Since April, though, finding a new job hasn't simply been a question of not dodging phone calls from recruiters. From start-ups like Modo, which burned through its capital before the L.A. launch party, to established companies like Razorfish and DoubleClick, each of which laid off more than a hundred employees, almost all the news from Silicon Alley has been bad. All of a sudden, people who once weighed potential employers on the basis of how quickly they might go public have started to worry whether they'll have a job at all. Many of them are getting bitter -- especially the barely-out-of-school rank and file who have never had a job that didn't come with Fresh Samantha and free massages.

"Yesterday I was a Yippie -- a young Internet professional -- and today I'm out of a job," e-mails a former content producer at iCAST. "Ever since I sat down in front of my first Apple IIe, my generation has been encouraged to look toward the Internet as the source for a better, brighter, smarter, more well-connected future. Graduating with an English degree from an Ivy League school, I was supposed to move to New York and get a dot-com position, begin building my connections and my 401(k). But my path has been paved with broken benefits and shattered stock options. I would become eligible for unemployment benefits within four short months, and all before my 22nd birthday."

What's an Ivy-educated English major to do? Especially when the jobs that are out there no longer come with company trips to Vegas, days at Great Adventure, or free beer every Friday? "When I first got to Urbanfetch, we had Champagne Tuesdays and Lobster Fridays," says Sudeshna Nayar, a British-accented 33-year-old, clutching a Zara shopping bag in Rebar's foyer. "By the end, we were having Pizza Tuesdays and Krispy Kreme Fridays." (Urbanfetch shut down October 13.)

Then there's the atmosphere. "At San Francisco Interactive, we'd have these cool brown-bag lunches on Fridays," says Trevor Brown, who got three weeks' severance when he was laid off from the New York office in the fall. "We'd get into these really intimate convos about abortion rights or transgendered people, pre-op, post-op stuff."

When their companies went belly-up, many were reminded that, never mind the Nerf toys all around the office, they still worked for a business that had an eye on the bottom line. "The last day of work, we had to wait for hours for our last checks," says Lou Charles, an ex-UBO.net producer who says that he was "living large on the corporate card" before the company closed. "It was like being on a cheese line, a welfare line, man. So degrading."

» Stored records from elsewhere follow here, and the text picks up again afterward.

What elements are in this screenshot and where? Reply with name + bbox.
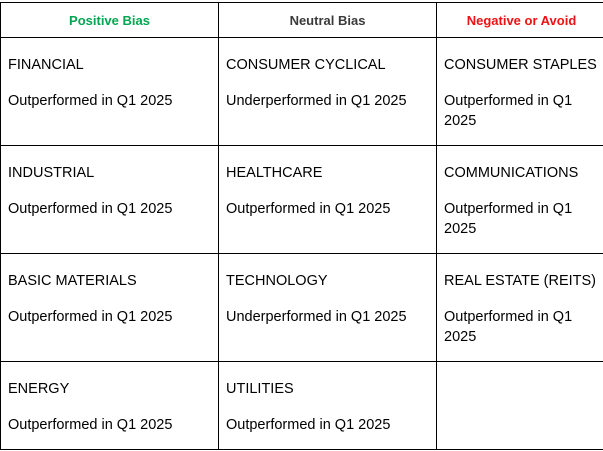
sector-name: TECHNOLOGY <box>226 273 328 289</box>
table-cell: TECHNOLOGY Underperformed in Q1 2025 <box>218 253 437 362</box>
empty-cell <box>436 361 603 450</box>
table-row: BASIC MATERIALS Outperformed in Q1 2025 … <box>0 253 603 362</box>
performance-text: Outperformed in Q1 2025 <box>226 417 391 433</box>
neutral-bias-header: Neutral Bias <box>218 2 437 38</box>
positive-bias-header: Positive Bias <box>0 2 219 38</box>
sector-name: BASIC MATERIALS <box>8 273 137 289</box>
header-row: Positive Bias Neutral Bias Negative or A… <box>0 2 603 38</box>
performance-text: Underperformed in Q1 2025 <box>226 309 407 325</box>
performance-text: Outperformed in Q1 2025 <box>8 93 173 109</box>
performance-text: Underperformed in Q1 2025 <box>226 93 407 109</box>
table-row: FINANCIAL Outperformed in Q1 2025 CONSUM… <box>0 37 603 146</box>
table-cell: CONSUMER STAPLES Outperformed in Q1 2025 <box>436 37 603 146</box>
performance-text: Outperformed in Q1 2025 <box>8 309 173 325</box>
table-cell: INDUSTRIAL Outperformed in Q1 2025 <box>0 145 219 254</box>
negative-avoid-header: Negative or Avoid <box>436 2 603 38</box>
performance-text: Outperformed in Q1 2025 <box>8 201 173 217</box>
table-cell: CONSUMER CYCLICAL Underperformed in Q1 2… <box>218 37 437 146</box>
sector-name: CONSUMER STAPLES <box>444 57 597 73</box>
sector-name: REAL ESTATE (REITS) <box>444 273 597 289</box>
sector-name: FINANCIAL <box>8 57 84 73</box>
performance-text: Outperformed in Q1 2025 <box>226 201 391 217</box>
table-cell: COMMUNICATIONS Outperformed in Q1 2025 <box>436 145 603 254</box>
table-cell: HEALTHCARE Outperformed in Q1 2025 <box>218 145 437 254</box>
table-cell: UTILITIES Outperformed in Q1 2025 <box>218 361 437 450</box>
performance-text: Outperformed in Q1 2025 <box>444 93 573 129</box>
table-cell: REAL ESTATE (REITS) Outperformed in Q1 2… <box>436 253 603 362</box>
table-cell: ENERGY Outperformed in Q1 2025 <box>0 361 219 450</box>
sector-name: CONSUMER CYCLICAL <box>226 57 386 73</box>
sector-name: ENERGY <box>8 381 70 397</box>
sector-name: COMMUNICATIONS <box>444 165 579 181</box>
table-row: ENERGY Outperformed in Q1 2025 UTILITIES… <box>0 361 603 450</box>
table-cell: FINANCIAL Outperformed in Q1 2025 <box>0 37 219 146</box>
sector-name: INDUSTRIAL <box>8 165 95 181</box>
performance-text: Outperformed in Q1 2025 <box>444 309 573 345</box>
sector-name: HEALTHCARE <box>226 165 323 181</box>
table-row: INDUSTRIAL Outperformed in Q1 2025 HEALT… <box>0 145 603 254</box>
sector-name: UTILITIES <box>226 381 294 397</box>
performance-text: Outperformed in Q1 2025 <box>8 417 173 433</box>
performance-text: Outperformed in Q1 2025 <box>444 201 573 237</box>
table-cell: BASIC MATERIALS Outperformed in Q1 2025 <box>0 253 219 362</box>
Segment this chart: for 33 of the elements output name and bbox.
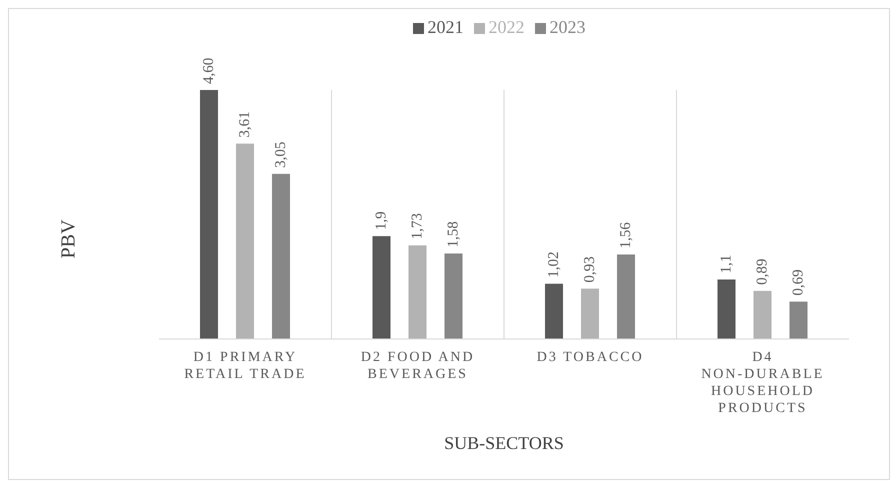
data-label: 3,05	[273, 142, 289, 168]
legend-label: 2022	[488, 17, 524, 37]
data-label: 0,93	[582, 256, 598, 283]
bar	[617, 254, 635, 339]
y-axis-title: PBV	[58, 220, 80, 258]
x-axis-title: SUB-SECTORS	[444, 433, 564, 453]
legend-label: 2021	[428, 17, 464, 37]
legend-label: 2023	[550, 17, 586, 37]
bar	[272, 174, 290, 339]
data-label: 1,9	[374, 211, 390, 230]
data-label: 0,69	[790, 269, 806, 296]
bar	[408, 245, 426, 339]
bar	[545, 284, 563, 339]
x-tick-label: D2 FOOD AND BEVERAGES	[360, 350, 475, 382]
bar	[236, 144, 254, 339]
bar	[790, 302, 808, 339]
data-label: 1,1	[718, 254, 734, 274]
bar	[372, 236, 390, 339]
bar	[200, 90, 218, 339]
data-label: 1,02	[546, 252, 562, 278]
bar	[754, 290, 772, 339]
bar	[581, 288, 599, 339]
data-label: 1,58	[446, 221, 462, 248]
x-tick-label: D1 PRIMARY RETAIL TRADE	[184, 350, 306, 382]
data-label: 4,60	[201, 58, 217, 84]
x-tick-label: D3 TOBACCO	[536, 350, 644, 365]
data-label: 3,61	[237, 111, 253, 138]
bar	[444, 253, 462, 339]
data-label: 1,73	[410, 213, 426, 240]
data-label: 0,89	[754, 258, 770, 285]
data-label: 1,56	[618, 222, 634, 249]
bar	[718, 279, 736, 339]
x-tick-label: D4 NON-DURABLE HOUSEHOLD PRODUCTS	[701, 350, 824, 416]
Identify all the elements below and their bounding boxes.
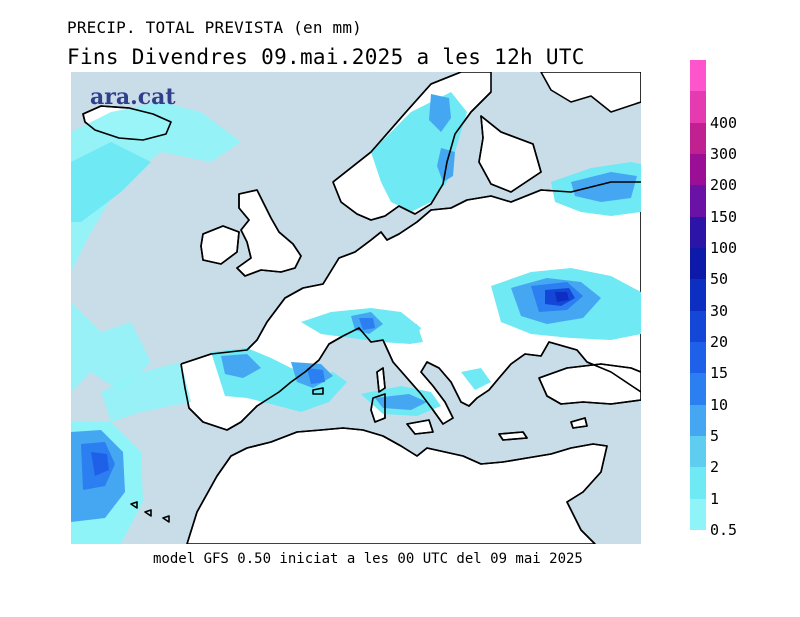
legend-tick-label: 300 bbox=[710, 145, 738, 163]
map-title: PRECIP. TOTAL PREVISTA (en mm) bbox=[67, 18, 362, 37]
legend-swatch bbox=[690, 310, 706, 342]
aracat-logo: ara.cat bbox=[90, 84, 176, 110]
model-caption: model GFS 0.50 iniciat a les 00 UTC del … bbox=[153, 551, 583, 567]
legend-tick-label: 400 bbox=[710, 113, 738, 132]
legend-tick-label: 100 bbox=[710, 239, 738, 257]
legend-swatch bbox=[690, 185, 706, 217]
legend-tick-label: 30 bbox=[710, 301, 729, 320]
precipitation-map bbox=[71, 72, 641, 544]
legend-swatch bbox=[690, 404, 706, 436]
legend-swatch bbox=[690, 91, 706, 123]
legend-tick-label: 150 bbox=[710, 207, 738, 226]
legend-swatch bbox=[690, 60, 706, 92]
precipitation-legend: 0.5 1 2 5 10 15 20 30 50 100 150 200 300 400 bbox=[690, 60, 800, 538]
legend-tick-label: 20 bbox=[710, 333, 729, 351]
legend-swatch bbox=[690, 498, 706, 530]
legend-tick-label: 1 bbox=[710, 489, 720, 508]
legend-swatch bbox=[690, 373, 706, 405]
legend-swatch bbox=[690, 216, 706, 248]
legend-swatch bbox=[690, 279, 706, 311]
legend-swatch bbox=[690, 248, 706, 280]
legend-swatch bbox=[690, 436, 706, 468]
legend-tick-label: 50 bbox=[710, 270, 729, 289]
legend-tick-label: 5 bbox=[710, 427, 720, 445]
coastlines bbox=[82, 72, 641, 544]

Until two months ago, Jeanne De Sanctis, a convivial brunette with a voice as deep as Angie Harmon's, was the director of music and content for SonicNet, a division of MTVi. Though she says her lawyer advised her not to say anything negative about her former company, she admits that her dot-com dream has died hard. "There was a little of 'I'm not going to be the "It" girl of the music biz anymore,' " says De Sanctis. "Once, I started crying on the subway, tears streaming down my face. But then I said to myself, 'Get it together! That job didn't own you, you owned it.' " She laughs. "The next day, I got comp tickets to Radiohead at Roseland, and I was like, 'This is okay -- cool things are still happening for me.' "

She frowns.

"You know, I had the director's share of options," says De Sanctis. "I mean, I had as much as you could have! Whatever. MTVi will never go public anyway." Her frown deepens. "But -- fuckin' A!"